New opportunities for fibre reinforced concrete in digital fabrication

Author: Lukas Gebhard
Language: English

Abstract

Digital fabrication with concrete has received a lot of attention in research over the past years. One of the extensively covered processes is the 3D printing of concrete. This layered extrusion process marks a possible disruptive change for the construction industry. While technical procedures and materials have been optimized over the past years, there is still a lack of a consistent reinforcement strategy.

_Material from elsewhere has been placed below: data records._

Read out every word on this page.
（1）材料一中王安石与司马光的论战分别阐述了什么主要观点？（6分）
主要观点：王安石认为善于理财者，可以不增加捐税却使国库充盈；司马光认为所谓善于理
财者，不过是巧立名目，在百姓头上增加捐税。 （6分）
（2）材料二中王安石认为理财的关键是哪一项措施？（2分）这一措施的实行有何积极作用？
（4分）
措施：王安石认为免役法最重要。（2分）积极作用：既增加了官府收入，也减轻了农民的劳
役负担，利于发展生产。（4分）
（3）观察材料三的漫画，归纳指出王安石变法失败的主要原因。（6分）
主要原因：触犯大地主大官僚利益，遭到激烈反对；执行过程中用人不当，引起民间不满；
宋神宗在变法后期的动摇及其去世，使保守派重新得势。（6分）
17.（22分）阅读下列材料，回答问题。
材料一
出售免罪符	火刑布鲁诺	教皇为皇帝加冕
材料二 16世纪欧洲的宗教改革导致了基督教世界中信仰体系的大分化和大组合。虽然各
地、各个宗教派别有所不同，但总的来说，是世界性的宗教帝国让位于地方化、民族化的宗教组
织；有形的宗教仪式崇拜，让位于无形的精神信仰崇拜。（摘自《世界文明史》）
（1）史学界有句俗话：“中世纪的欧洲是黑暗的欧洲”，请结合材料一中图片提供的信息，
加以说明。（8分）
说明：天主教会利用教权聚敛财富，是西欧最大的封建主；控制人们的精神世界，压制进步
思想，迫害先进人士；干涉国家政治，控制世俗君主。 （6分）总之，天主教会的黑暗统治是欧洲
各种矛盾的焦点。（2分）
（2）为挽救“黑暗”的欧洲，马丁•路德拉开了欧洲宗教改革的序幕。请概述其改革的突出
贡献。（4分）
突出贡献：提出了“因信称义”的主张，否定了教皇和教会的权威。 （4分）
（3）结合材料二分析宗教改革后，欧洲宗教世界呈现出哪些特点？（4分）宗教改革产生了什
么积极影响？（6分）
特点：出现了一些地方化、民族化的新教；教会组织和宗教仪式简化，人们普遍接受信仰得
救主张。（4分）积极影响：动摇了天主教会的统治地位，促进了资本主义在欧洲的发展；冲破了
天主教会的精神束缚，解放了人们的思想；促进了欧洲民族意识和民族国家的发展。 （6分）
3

This project explores the opportunities of steel fiber reinforced concrete for 3D printing. In the conventional process, fibers are added during the mixing of the concrete and after casting they reside in a random orientation inside the concrete matrix. Here, the structural properties of layered concrete members reinforced by aligned fibers, which are placed between the layers during the extrusion process, are explored. Two steel fiber types with a length of 60 mm and different end hooks are investigated.

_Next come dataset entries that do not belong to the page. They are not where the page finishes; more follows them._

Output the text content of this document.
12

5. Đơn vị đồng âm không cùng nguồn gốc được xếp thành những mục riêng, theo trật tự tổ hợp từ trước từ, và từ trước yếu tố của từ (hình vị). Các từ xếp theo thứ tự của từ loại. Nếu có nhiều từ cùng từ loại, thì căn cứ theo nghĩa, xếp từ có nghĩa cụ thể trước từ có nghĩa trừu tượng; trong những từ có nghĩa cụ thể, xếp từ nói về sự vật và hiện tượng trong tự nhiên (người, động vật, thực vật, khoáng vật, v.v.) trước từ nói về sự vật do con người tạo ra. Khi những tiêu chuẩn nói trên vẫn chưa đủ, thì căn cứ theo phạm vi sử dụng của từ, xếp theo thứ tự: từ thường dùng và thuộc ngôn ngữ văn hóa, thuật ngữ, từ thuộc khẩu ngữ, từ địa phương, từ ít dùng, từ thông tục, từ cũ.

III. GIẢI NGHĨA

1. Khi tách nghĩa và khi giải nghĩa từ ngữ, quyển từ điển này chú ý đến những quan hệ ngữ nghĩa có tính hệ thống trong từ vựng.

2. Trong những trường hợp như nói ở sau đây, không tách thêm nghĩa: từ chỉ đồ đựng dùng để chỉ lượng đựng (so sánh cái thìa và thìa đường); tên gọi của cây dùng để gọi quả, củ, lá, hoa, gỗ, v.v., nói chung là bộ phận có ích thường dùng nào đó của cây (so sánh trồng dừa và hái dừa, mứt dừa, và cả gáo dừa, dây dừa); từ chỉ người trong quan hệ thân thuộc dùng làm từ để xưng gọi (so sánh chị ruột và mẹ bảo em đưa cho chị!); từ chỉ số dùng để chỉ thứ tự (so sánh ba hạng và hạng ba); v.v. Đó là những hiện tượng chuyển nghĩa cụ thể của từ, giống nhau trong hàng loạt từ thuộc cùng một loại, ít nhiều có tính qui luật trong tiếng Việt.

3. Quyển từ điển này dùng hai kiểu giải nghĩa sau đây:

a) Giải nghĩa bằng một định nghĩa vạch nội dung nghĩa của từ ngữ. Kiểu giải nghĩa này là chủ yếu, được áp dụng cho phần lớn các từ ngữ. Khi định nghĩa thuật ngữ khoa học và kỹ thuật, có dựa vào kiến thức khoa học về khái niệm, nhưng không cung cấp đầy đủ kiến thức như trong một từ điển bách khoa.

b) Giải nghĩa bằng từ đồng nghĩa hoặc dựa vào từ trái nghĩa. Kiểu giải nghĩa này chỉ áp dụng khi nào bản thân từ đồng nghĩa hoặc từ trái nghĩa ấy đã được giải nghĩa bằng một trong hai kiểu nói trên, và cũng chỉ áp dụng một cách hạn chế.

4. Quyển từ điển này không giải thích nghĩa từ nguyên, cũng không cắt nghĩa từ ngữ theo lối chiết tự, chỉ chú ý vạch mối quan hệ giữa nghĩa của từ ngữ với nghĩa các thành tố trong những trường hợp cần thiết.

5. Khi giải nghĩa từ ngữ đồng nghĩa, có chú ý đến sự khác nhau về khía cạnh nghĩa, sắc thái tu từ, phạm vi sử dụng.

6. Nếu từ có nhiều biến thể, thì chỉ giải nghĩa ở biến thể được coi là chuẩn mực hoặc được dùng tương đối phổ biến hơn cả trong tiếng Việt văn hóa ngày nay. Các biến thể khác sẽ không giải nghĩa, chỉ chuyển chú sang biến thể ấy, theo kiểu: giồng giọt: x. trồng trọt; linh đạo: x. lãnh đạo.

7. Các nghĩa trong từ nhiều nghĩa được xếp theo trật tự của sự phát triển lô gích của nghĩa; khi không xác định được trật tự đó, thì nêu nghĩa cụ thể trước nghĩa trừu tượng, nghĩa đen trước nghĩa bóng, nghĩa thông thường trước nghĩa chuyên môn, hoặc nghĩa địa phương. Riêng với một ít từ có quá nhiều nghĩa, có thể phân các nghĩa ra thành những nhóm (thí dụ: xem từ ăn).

First, a preliminary testing series on small samples is analyzed in 4-point bending. Different fiber configurations, fiber concentrations, time intervals between production of the layers, and the effect of short steel fibers in the extruded concrete itself are investigated.
In a second step, the experience gained from this preliminary series is used to design a larger scale experiment series on 800x150x150 mm samples. These larger scale samples are again tested in 4-point bending. The deflections as well as the crack kinematics of both test series are measured by digital image correlation.

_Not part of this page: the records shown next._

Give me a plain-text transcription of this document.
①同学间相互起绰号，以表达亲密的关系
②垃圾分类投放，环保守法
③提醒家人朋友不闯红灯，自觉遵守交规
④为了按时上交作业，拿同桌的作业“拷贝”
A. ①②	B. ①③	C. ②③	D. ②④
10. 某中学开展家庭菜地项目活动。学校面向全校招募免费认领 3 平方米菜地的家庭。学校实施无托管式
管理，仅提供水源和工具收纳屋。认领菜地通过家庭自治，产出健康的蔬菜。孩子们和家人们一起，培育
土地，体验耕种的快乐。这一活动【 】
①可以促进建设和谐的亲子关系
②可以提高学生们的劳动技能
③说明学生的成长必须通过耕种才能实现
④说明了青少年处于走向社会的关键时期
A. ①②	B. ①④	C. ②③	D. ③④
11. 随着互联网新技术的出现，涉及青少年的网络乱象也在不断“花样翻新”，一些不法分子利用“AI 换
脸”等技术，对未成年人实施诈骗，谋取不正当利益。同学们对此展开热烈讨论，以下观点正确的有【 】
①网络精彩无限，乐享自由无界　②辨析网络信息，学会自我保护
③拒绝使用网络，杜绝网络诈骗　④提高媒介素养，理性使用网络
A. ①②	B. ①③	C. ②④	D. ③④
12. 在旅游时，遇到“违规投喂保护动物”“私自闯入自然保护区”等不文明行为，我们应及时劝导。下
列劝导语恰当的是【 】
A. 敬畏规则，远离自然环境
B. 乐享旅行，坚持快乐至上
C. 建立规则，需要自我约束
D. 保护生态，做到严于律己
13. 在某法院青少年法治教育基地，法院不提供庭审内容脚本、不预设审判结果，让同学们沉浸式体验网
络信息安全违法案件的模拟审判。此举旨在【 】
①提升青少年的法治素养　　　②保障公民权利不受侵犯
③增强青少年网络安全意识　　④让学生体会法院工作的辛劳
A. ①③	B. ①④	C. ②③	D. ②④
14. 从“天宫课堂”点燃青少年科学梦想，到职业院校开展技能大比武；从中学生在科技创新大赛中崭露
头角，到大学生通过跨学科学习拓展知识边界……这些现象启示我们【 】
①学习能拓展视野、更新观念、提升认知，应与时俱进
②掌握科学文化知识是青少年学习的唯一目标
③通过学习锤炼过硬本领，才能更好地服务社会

From the moment versus crack opening curves of the deformed samples an inverse analysis is developed, which allows to extract the direct tension behavior and allows for predictions.
It is shown that aligned fibers in the interlayer of extruded concrete provide tensile strength in the deformation hardening range. At high peak loads severe softening accompanied by delamination of the concrete layers occurs. For samples containing an overall fiber volume fraction of 1.4% possible strain hardening behavior is suspected.
The developed composite material introduces a possible reinforcement strategy to carry tensile stresses occurring in the direction of the extrusion path. The sudden softening as well as reinforcement perpendicular to the layers, however, need to be further addressed.